Suddenly the other half of learning bird language, wildlife tracking, begins to awaken in one’s curiosity.
What animal could fit through the tiny opening in the thicket? Was it a fox? Where did it go to catch the rabbit? Could I see this animal?
These kinds of questions start to emerge.
Through these kinds of clues and questions, you will start to get a sense of who is living in the neighborhood. By honing your tracking skills, you can start to deduce who might be causing some of the bird language events in your area.
The book Animal Tracking Basics by Jon Young and Tiffany Morgan outlines some very effective routines that will help expand your tracking abilities. Just as the journey of learning bird language can benefit from practicing a set of “core routines”, so does the art of tracking.
The methods in that book, in conjunction with a good field guide to animal tracks, will give you some strong foundations in the art of tracking.
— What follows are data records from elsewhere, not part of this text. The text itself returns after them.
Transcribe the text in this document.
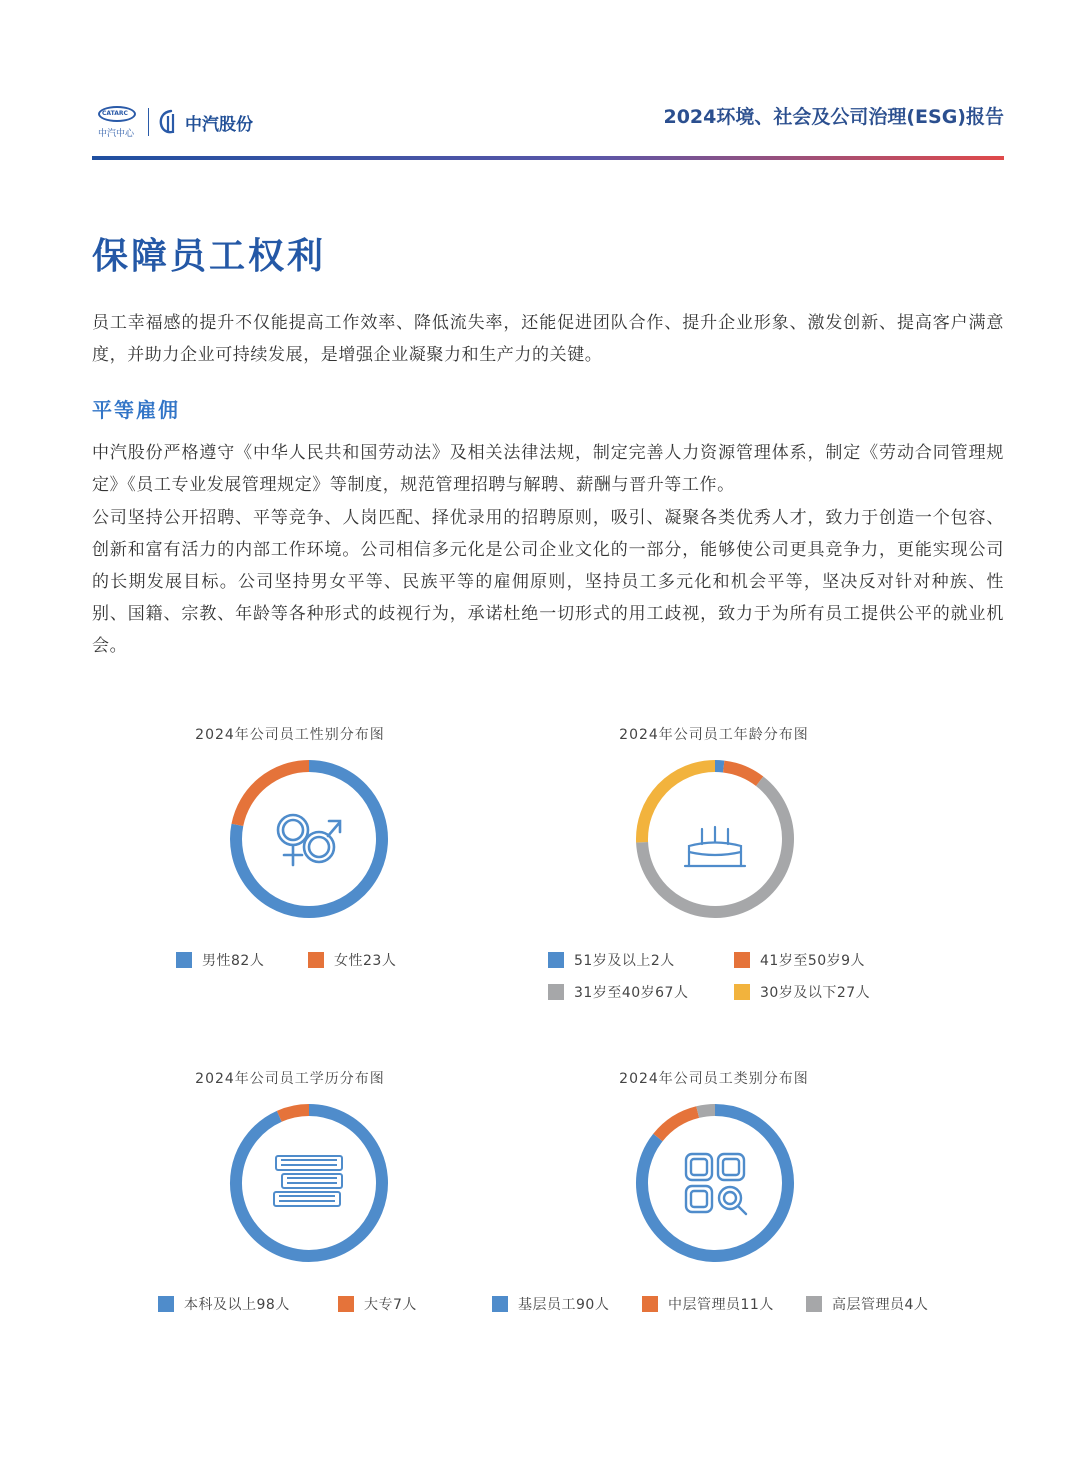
CATARC
中汽中心	中汽股份	2024环境、社会及公司治理(ESG)报告
保障员工权利

员工幸福感的提升不仅能提高工作效率、降低流失率，还能促进团队合作、提升企业形象、激发创新、提高客户满意度，并助力企业可持续发展，是增强企业凝聚力和生产力的关键。

平等雇佣

中汽股份严格遵守《中华人民共和国劳动法》及相关法律法规，制定完善人力资源管理体系，制定《劳动合同管理规定》《员工专业发展管理规定》等制度，规范管理招聘与解聘、薪酬与晋升等工作。

公司坚持公开招聘、平等竞争、人岗匹配、择优录用的招聘原则，吸引、凝聚各类优秀人才，致力于创造一个包容、创新和富有活力的内部工作环境。公司相信多元化是公司企业文化的一部分，能够使公司更具竞争力，更能实现公司的长期发展目标。公司坚持男女平等、民族平等的雇佣原则，坚持员工多元化和机会平等，坚决反对针对种族、性别、国籍、宗教、年龄等各种形式的歧视行为，承诺杜绝一切形式的用工歧视，致力于为所有员工提供公平的就业机会。

2024年公司员工性别分布图
男性82人	女性23人
2024年公司员工年龄分布图
51岁及以上2人	41岁至50岁9人
31岁至40岁67人	30岁及以下27人
2024年公司员工学历分布图
本科及以上98人	大专7人
2024年公司员工类别分布图
基层员工90人	中层管理员11人	高层管理员4人
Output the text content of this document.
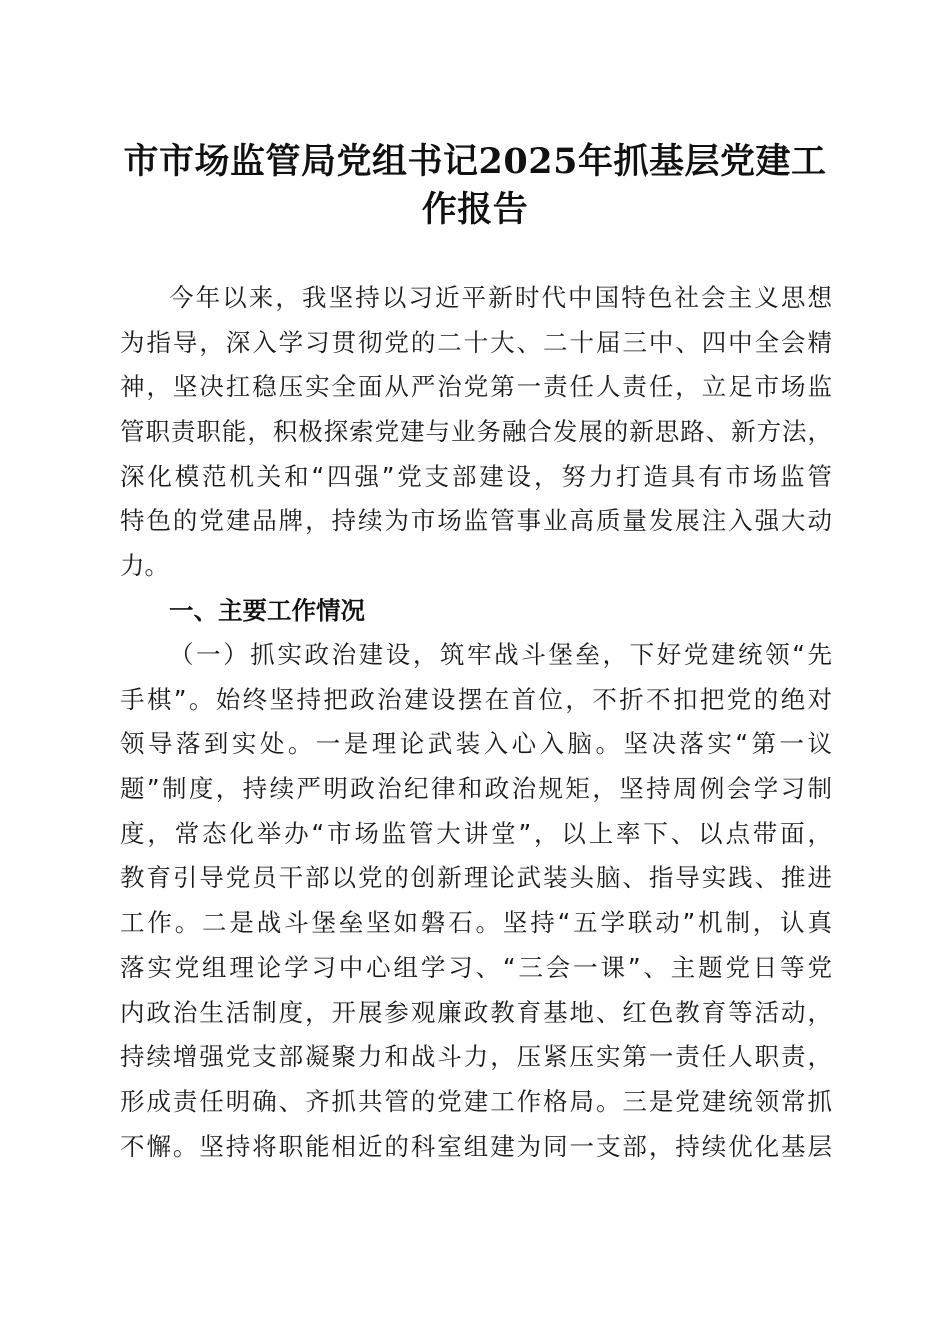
市市场监管局党组书记2025年抓基层党建工
作报告
今年以来，我坚持以习近平新时代中国特色社会主义思想
为指导，深入学习贯彻党的二十大、二十届三中、四中全会精
神，坚决扛稳压实全面从严治党第一责任人责任，立足市场监
管职责职能，积极探索党建与业务融合发展的新思路、新方法，
深化模范机关和“四强”党支部建设，努力打造具有市场监管
特色的党建品牌，持续为市场监管事业高质量发展注入强大动
力。
一、主要工作情况
（一）抓实政治建设，筑牢战斗堡垒，下好党建统领“先
手棋”。始终坚持把政治建设摆在首位，不折不扣把党的绝对
领导落到实处。一是理论武装入心入脑。坚决落实“第一议
题”制度，持续严明政治纪律和政治规矩，坚持周例会学习制
度，常态化举办“市场监管大讲堂”，以上率下、以点带面，
教育引导党员干部以党的创新理论武装头脑、指导实践、推进
工作。二是战斗堡垒坚如磐石。坚持“五学联动”机制，认真
落实党组理论学习中心组学习、“三会一课”、主题党日等党
内政治生活制度，开展参观廉政教育基地、红色教育等活动，
持续增强党支部凝聚力和战斗力，压紧压实第一责任人职责，
形成责任明确、齐抓共管的党建工作格局。三是党建统领常抓
不懈。坚持将职能相近的科室组建为同一支部，持续优化基层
Such a study will add many new layers to your bird language experiences.
Paul Rezendes’ Tracking and the Art of Seeing is a very accessible identification guide for beginners; Mark Elbroch’s Mammal Tracks & Sign: A Guide to North Amercian Species is the most comprehensive for identification purposes; James Lowery’s The Tracker’s Field Guide contains helpful behavior and track interpretation information.
Adventure of the Week:
This week, get out and look for tracks and other signs of wildlife in your favorite bird language observation and bird-watching area. Footprints, scratch marks on trees, scats, worn-in runways, and feeding signs are all waiting for your discovery. Such things can even be found in the heart of the city!
Footprints often are found in pockets of dust along trails, or in places where silt is washed out, or even where animal has stepped from mud onto concrete. Creek-sides are excellent places to look. The sharp hoof prints of deer can even be felt with your hand by pressing under the fallen leaves along forest trails.
Do This:
-Find some clear mammal tracks in a good substrate. Practice drawing tracks in your field journal. Note the number of toes, the presence or absence of claw marks, and the length and width of the tracks. All of these pieces of information can help you when using a tracking field guide for identification.
-Observe your birding area for animal “runs”, worn in pathways that are used repeatedly by different animals. Make a general map of any runs or other signs that you find. This will come in handy as a reference for when you hear bird alarm sequences in the field.
Resources:
Animal Tracking Basics. Jon Young and Tiffany Morgan. Stackpole Books, 2007.
Bird Language with Jon Young. DVD. Village Video and OWLink Media, 2011.
Mammal Tracks & Sign: A Guide to North American Species. Mark Elbroch. Stackpole Books, 2003.
The Tracker’s Field Guide. James Lowery. A Falcon Guide, Globe Pequot Press, 2006.
Tracking and the Art of Seeing. Paul Rezendes.